Patients with both type 1 diabetes and CKD have an increased risk of adverse outcomes. Despite aggressive treatment, many patients with type 1 diabetes and overt nephropathy develop End-Stage Renal Disease (ESRD) and/or succumb to a premature death. The competing risks of death and ESRD may confound the estimates of risk for each outcome.
Now, the researchers at the University of Helsinki, University Hospital of Helsinki and Folkh-lsan Research Center, Finland, and at the Queen Elisabeth Hospital and Baker IDI Heart and Diabetes Institute, Australia, have determined the major predictors of the cumulative incidence of ESRD and pre-ESRD mortality in patients with type 1 diabetes and macroalbuminuria while incorporating the competing risk for the alternate outcome into a Fine-Gray competing-risks analysis. This research is appearing in an upcoming issue of the Journal of the American Society Nephrology (JASN).

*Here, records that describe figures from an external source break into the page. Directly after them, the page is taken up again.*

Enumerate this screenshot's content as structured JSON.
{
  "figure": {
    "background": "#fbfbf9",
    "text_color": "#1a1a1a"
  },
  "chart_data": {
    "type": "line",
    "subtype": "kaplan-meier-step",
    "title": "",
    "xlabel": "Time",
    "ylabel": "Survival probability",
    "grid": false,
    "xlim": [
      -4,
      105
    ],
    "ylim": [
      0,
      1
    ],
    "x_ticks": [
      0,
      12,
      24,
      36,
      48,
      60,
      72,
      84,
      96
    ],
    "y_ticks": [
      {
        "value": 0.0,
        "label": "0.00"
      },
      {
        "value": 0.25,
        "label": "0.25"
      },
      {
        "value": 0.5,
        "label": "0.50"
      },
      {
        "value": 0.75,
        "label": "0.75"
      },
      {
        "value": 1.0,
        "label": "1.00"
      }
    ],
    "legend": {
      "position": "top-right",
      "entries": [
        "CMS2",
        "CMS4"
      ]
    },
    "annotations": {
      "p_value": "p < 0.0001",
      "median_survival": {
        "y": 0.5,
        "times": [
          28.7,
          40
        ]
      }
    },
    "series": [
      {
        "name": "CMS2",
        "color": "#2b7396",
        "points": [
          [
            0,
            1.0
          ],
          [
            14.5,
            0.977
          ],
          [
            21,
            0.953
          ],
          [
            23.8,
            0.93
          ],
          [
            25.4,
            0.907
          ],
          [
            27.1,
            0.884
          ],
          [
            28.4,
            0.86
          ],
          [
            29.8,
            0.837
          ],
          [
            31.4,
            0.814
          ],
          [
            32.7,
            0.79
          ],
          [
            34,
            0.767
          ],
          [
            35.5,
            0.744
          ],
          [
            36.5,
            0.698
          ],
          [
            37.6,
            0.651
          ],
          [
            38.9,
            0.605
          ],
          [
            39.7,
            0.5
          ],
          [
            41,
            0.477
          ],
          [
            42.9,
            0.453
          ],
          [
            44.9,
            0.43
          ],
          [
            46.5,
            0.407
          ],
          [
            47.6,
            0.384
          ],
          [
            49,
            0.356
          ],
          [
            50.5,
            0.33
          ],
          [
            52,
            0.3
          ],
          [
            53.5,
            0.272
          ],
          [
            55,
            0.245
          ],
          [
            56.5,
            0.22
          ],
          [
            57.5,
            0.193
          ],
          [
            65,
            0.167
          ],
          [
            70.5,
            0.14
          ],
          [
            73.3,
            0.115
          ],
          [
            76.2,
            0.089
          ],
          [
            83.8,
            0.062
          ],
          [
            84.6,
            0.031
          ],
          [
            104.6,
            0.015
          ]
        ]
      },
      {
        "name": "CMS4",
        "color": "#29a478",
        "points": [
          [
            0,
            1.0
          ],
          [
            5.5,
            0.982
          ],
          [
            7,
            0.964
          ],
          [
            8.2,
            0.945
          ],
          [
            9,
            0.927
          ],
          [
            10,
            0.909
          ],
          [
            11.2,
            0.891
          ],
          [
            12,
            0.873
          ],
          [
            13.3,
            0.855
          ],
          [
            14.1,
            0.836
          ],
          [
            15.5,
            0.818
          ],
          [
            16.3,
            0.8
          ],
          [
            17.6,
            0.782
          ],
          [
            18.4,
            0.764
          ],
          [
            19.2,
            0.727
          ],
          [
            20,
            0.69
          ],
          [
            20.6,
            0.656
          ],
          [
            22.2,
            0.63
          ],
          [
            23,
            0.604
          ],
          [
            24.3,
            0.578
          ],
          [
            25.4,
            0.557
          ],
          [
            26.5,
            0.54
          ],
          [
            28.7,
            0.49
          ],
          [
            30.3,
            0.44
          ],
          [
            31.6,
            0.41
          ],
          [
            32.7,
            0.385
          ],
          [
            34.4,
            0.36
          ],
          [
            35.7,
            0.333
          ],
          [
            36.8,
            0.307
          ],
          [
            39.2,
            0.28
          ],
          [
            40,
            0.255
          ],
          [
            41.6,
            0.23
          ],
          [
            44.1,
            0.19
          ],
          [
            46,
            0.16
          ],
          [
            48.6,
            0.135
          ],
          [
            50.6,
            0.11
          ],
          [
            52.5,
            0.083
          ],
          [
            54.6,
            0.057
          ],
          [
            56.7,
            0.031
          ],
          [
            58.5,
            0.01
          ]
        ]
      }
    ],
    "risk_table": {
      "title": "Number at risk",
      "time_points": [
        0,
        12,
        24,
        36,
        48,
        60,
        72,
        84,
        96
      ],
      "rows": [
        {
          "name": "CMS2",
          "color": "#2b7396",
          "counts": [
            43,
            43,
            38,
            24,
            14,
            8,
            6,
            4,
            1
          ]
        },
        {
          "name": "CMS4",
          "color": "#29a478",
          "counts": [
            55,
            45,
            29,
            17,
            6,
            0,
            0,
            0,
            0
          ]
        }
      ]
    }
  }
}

The researchers followed 592 patients with macroalbuminuria for a median of 9.9 years. During this time, 56 (9.5%) patients died and 210 (35.5%) patients developed ESRD. Predictors of incident ESRD, taking baseline renal function and the competing risk for death into account, included an elevated HbA1c, elevated LDL cholesterol, male sex, weight-adjusted insulin dose, and a shorter duration of diabetes. By contrast, predictors of pre-ESRD death, taking baseline renal function and the competing risk for ESRD into account, included only age, the presence of established macrovascular disease, and elevated cholesterol levels.
"In our cohort, ESRD was the most likely outcome, potentially driving epidemiologic associations between risk factors and all-cause mortality. By adjusting for these competing risks, we show that poor glycemic control increases the cumulative incidence of ESRD, but is not associated with increased pre-ESRD mortality. By contrast, improved lipid control may affect both ESRD outcomes and pre-ESRD mortality", says Dr. Carol Forsblom from the University of Helsinki and Folkh-lsan Research Center.
"This kind of novel statistical approach has the potential to shed new light on the targets and strategies for preventing premature mortality in patients with type 1 diabetes," Dr. Forsblom states.